Пожилой человек встал, стряхнул с коленей песок, посмотрел на закат и добавил:

— Так-то, дорогой мой. А между прочим, нам и домой пора; ишь, господа флиртующие из-под кустов выползать стали.

1928 Ноябрь

Париж

ФИЗИКА КРАЕВИЧА *

Начальница Н-ской мариинской гимназии сидела у себя в кабинете и поправляла немецкие тетрадки. Если считать кабинет рамкой, а начальницу гимназии картинкой, то картинка и рамка чрезвычайно подходили друг к другу. Блеклые обои, блеклая обивка мягких уютных пуфов и диванчика — такое же блеклое, полное лицо начальницы, такая же мягкая уютная фигура, заполнявшая кресло. Кружевные, цвета слоновой кости салфеточки на стареньких столиках с витыми ножками и такая же наволочка на старенькой голове… А пушистые, взбитые седые волосы так похожи были на лежавший между двойной рамой окна пухлый валик ваты. Правда, вата была пересыпана зеленым и алым гарусом, а серебристый ободок волос ничем не был пересыпан…

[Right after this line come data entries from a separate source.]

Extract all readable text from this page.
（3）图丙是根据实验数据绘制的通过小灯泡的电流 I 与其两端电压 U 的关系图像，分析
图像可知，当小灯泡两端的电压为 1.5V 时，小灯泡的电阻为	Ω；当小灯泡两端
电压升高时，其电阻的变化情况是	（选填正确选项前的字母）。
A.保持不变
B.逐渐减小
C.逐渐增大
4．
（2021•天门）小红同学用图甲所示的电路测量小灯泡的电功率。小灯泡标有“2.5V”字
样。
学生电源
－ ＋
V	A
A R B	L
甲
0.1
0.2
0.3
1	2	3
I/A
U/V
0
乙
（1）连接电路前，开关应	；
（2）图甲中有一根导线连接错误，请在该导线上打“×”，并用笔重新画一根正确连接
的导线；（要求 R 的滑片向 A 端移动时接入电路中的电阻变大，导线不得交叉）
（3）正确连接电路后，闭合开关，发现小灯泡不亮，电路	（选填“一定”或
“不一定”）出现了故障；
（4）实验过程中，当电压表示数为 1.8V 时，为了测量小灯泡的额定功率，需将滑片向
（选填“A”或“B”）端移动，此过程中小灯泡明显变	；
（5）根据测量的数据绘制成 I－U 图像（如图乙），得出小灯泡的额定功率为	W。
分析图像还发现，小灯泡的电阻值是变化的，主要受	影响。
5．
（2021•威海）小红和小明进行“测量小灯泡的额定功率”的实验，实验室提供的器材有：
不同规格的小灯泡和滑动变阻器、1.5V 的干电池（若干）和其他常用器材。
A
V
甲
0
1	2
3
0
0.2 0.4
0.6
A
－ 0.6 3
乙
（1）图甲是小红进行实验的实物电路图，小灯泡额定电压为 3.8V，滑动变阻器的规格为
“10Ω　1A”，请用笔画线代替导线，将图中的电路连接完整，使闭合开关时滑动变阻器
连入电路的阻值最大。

Над письменным столом на стене в овальных, либо округленных по углам, черного дерева рамочках висела домашняя летопись-иконостас, бесконечная родня. Мужчины, даже отставные военные с поперечными погончиками и в белых штанах, — все почему-то походили, кто на Герцена в молодости, кто на Майкова, кто на Гаршина. Хотя никто из них кроме приказов по полку, докладных записок и трафаретных старомодных любовных писем ничего не сочинял. Женщины в длинных юбках пагодами, с лебедиными шеями в детских воротничках, с уложенными на голове короной косами, с мягкими, обращенными в неземное глазами, — смутно напоминали иллюстрации к ненаписанным тургеневским рассказам. Но, впрочем, все они, и женщины и мужчины, даже плотный и безбородый морской врач с треуголкой под мышкой, даже трехлетний голый философ, сосавший в рамке на подушечке собственный кулачок, — каждый определенно какой-нибудь чертой были похожи на поправлявшую немецкие тетрадки начальницу гимназии. Мягким спокойствием, добротой, округленностью лица и какой-то общей уютностью, что ли, всей фигуры, которая никуда не торопится, с места зря не сорвется, и очень скупа на всякую жестикуляцию.